In cases where collection due process rights do not apply, there may be alternative avenues of appeal, such as the Collection Appeals Program, which you can use if you disagree with an IRS employee’s decision regarding any levy, seizure, or Notice of federal tax lien filing and want to appeal it by requesting a conference with that employee’s manager.
In some instances like the following, levies may be released by the IRS:
- The amount owed has been paid in full.
- The collection period ended before the levy was issued.
- Doing so will help the taxpayer meet their obligations.
- The taxpayer has entered into an installment agreement, and the terms of the agreement do not allow for the levy to continue.
- The levy creates an economic hardship, meaning it prevents the taxpayer from meeting basic, reasonable living expenses.
- The value of the property is greater than the amount owed, and releasing the levy will not hinder the IRS's ability to collect the owed amount.
The IRS may return the seized property under the following circumstances:
- The seizure occurred prematurely.
- The seizure violated legal regulations.
- Returning the confiscated property will aid in collecting the debt.
- There is a payment plan in place to settle the liability for which the levy was initiated, except when the agreement doesn’t permit the return of previously seized property.
- IRS protocols were violated.
- This reversal would benefit the taxpayer and the government.
A lien differs from a levy.
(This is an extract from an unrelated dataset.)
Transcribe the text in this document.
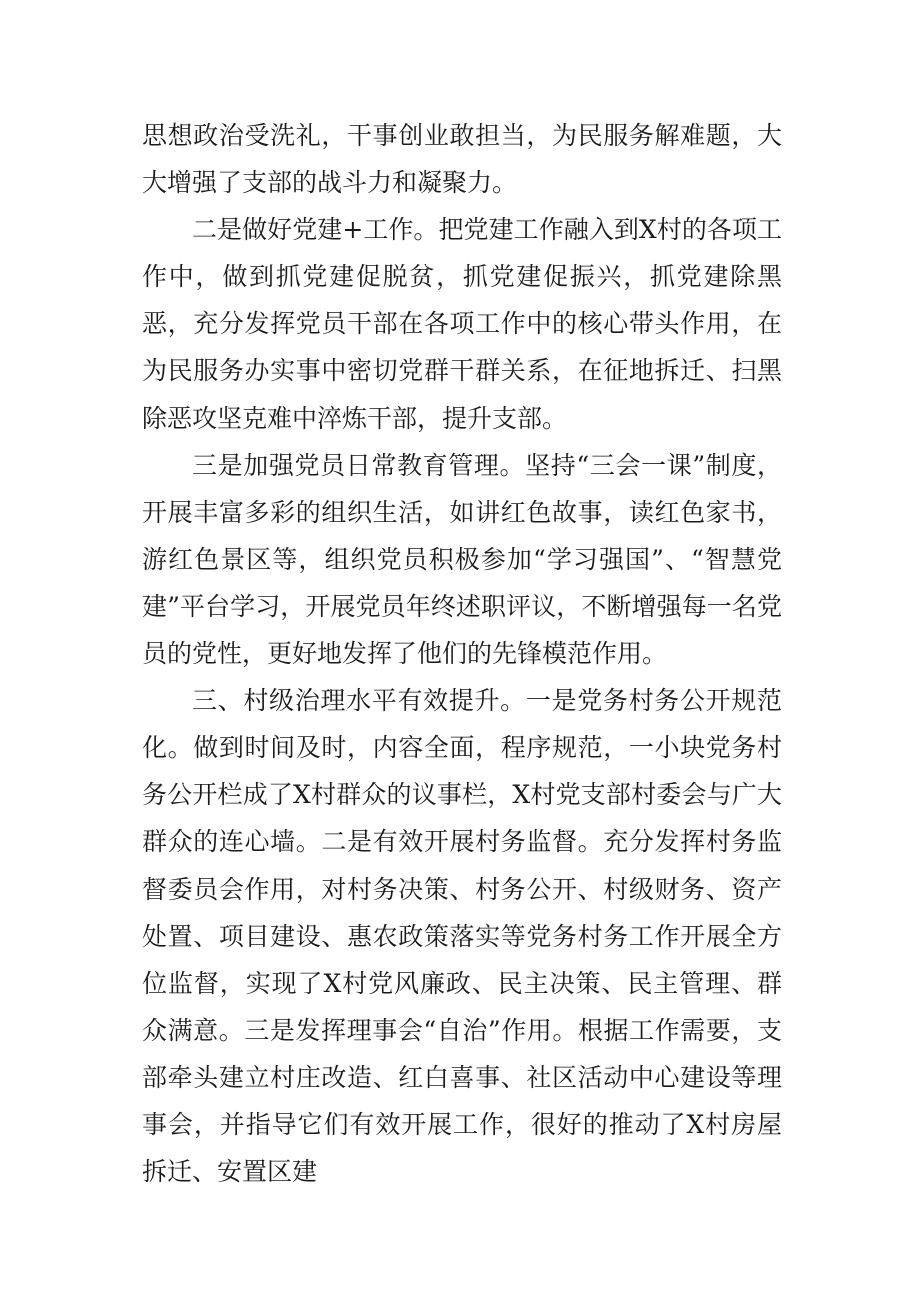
思想政治受洗礼，干事创业敢担当，为民服务解难题，大大增强了支部的战斗力和凝聚力。

二是做好党建+工作。把党建工作融入到X村的各项工作中，做到抓党建促脱贫，抓党建促振兴，抓党建除黑恶，充分发挥党员干部在各项工作中的核心带头作用，在为民服务办实事中密切党群干群关系，在征地拆迁、扫黑除恶攻坚克难中淬炼干部，提升支部。

三是加强党员日常教育管理。坚持“三会一课”制度，开展丰富多彩的组织生活，如讲红色故事，读红色家书，游红色景区等，组织党员积极参加“学习强国”、“智慧党建”平台学习，开展党员年终述职评议，不断增强每一名党员的党性，更好地发挥了他们的先锋模范作用。

三、村级治理水平有效提升。一是党务村务公开规范化。做到时间及时，内容全面，程序规范，一小块党务村务公开栏成了X村群众的议事栏，X村党支部村委会与广大群众的连心墙。二是有效开展村务监督。充分发挥村务监督委员会作用，对村务决策、村务公开、村级财务、资产处置、项目建设、惠农政策落实等党务村务工作开展全方位监督，实现了X村党风廉政、民主决策、民主管理、群众满意。三是发挥理事会“自治”作用。根据工作需要，支部牵头建立村庄改造、红白喜事、社区活动中心建设等理事会，并指导它们有效开展工作，很好的推动了X村房屋拆迁、安置区建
A lien serves to safeguard the government’s stake in your property if you fail to settle your tax debt. On the other hand, a levy involves physically/actually seizing property to cover the tax debt.
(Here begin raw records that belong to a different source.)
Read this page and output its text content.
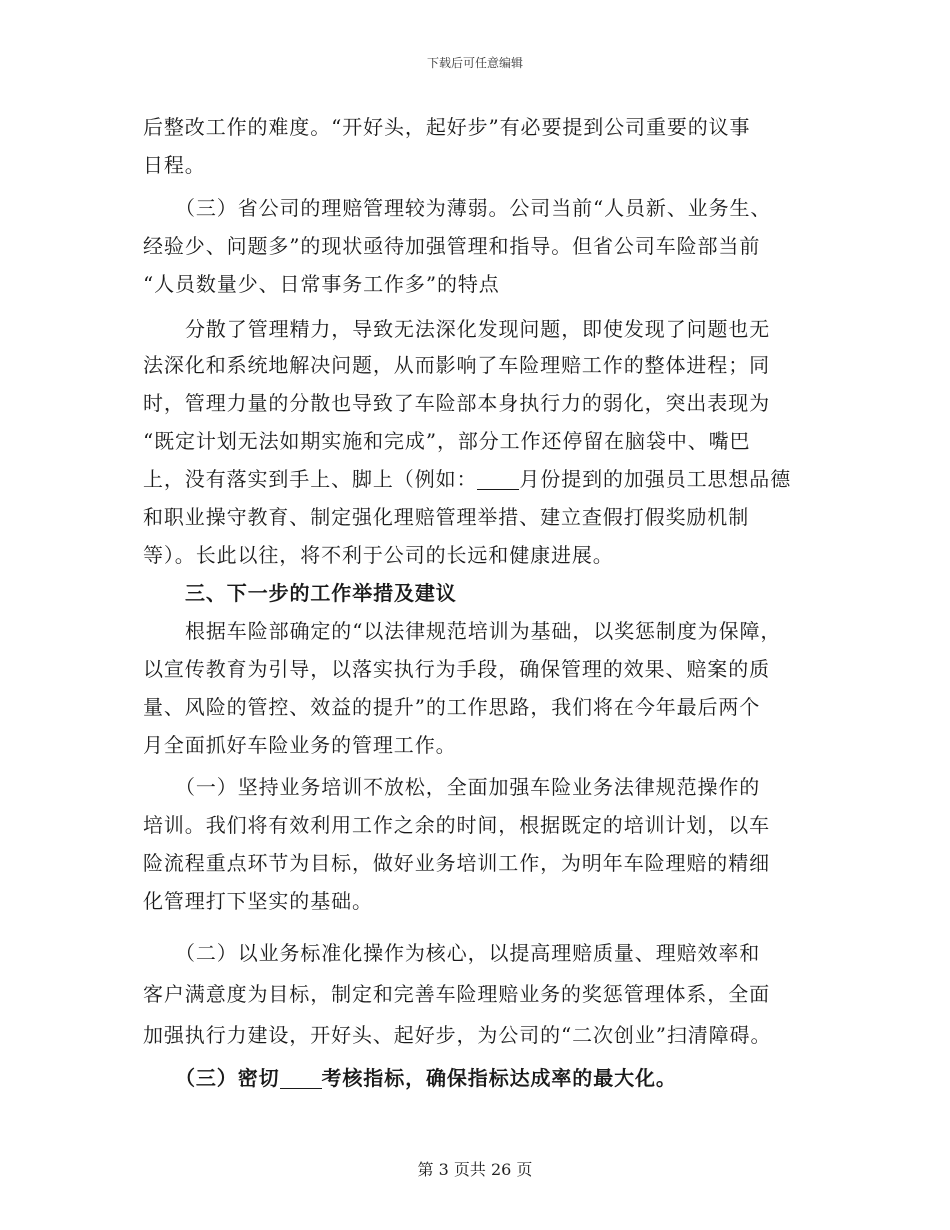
下载后可任意编辑
后整改工作的难度。“开好头，起好步”有必要提到公司重要的议事
日程。
（三）省公司的理赔管理较为薄弱。公司当前“人员新、业务生、
经验少、问题多”的现状亟待加强管理和指导。但省公司车险部当前
“人员数量少、日常事务工作多”的特点
分散了管理精力，导致无法深化发现问题，即使发现了问题也无
法深化和系统地解决问题，从而影响了车险理赔工作的整体进程；同
时，管理力量的分散也导致了车险部本身执行力的弱化，突出表现为
“既定计划无法如期实施和完成”，部分工作还停留在脑袋中、嘴巴
上，没有落实到手上、脚上（例如： 月份提到的加强员工思想品德
和职业操守教育、制定强化理赔管理举措、建立查假打假奖励机制
等）。长此以往，将不利于公司的长远和健康进展。
三、下一步的工作举措及建议
根据车险部确定的“以法律规范培训为基础，以奖惩制度为保障，
以宣传教育为引导，以落实执行为手段，确保管理的效果、赔案的质
量、风险的管控、效益的提升”的工作思路，我们将在今年最后两个
月全面抓好车险业务的管理工作。
（一）坚持业务培训不放松，全面加强车险业务法律规范操作的
培训。我们将有效利用工作之余的时间，根据既定的培训计划，以车
险流程重点环节为目标，做好业务培训工作，为明年车险理赔的精细
化管理打下坚实的基础。
（二）以业务标准化操作为核心，以提高理赔质量、理赔效率和
客户满意度为目标，制定和完善车险理赔业务的奖惩管理体系，全面
加强执行力建设，开好头、起好步，为公司的“二次创业”扫清障碍。
（三）密切 考核指标，确保指标达成率的最大化。
第 3 页共 26 页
- A tax levy is an IRS action to seize a taxpayer’s assets to satisfy unpaid tax debt.
- It’s a culmination of a process involving the IRS sending you bills, reminders, and, finally, initiating collection actions.
- Options to prevent escalation include paying the amount in full, using IRS payment plans, disputing the bill, or notifying the IRS if you are in bankruptcy.
- A tax lien is the government’s legal claim on various assets, affecting credit, employment, and property transactions, to collect unpaid tax dues.
- Ways to stop a levy include paying, using payment plans, requesting an offer in compromise, requesting postponement, or appealing the collection actions initiated.
- A levy reversal is possible under certain conditions.
Facing a tax levy can be daunting, but it’s not the end of the road. Whether it’s paying in full, setting up a payment plan, or seeking professional advice, there are steps you can take. Don’t hesitate to take action today and regain control of your financial situation. Reach out to a tax professional or contact the IRS for guidance tailored to your specific circumstances.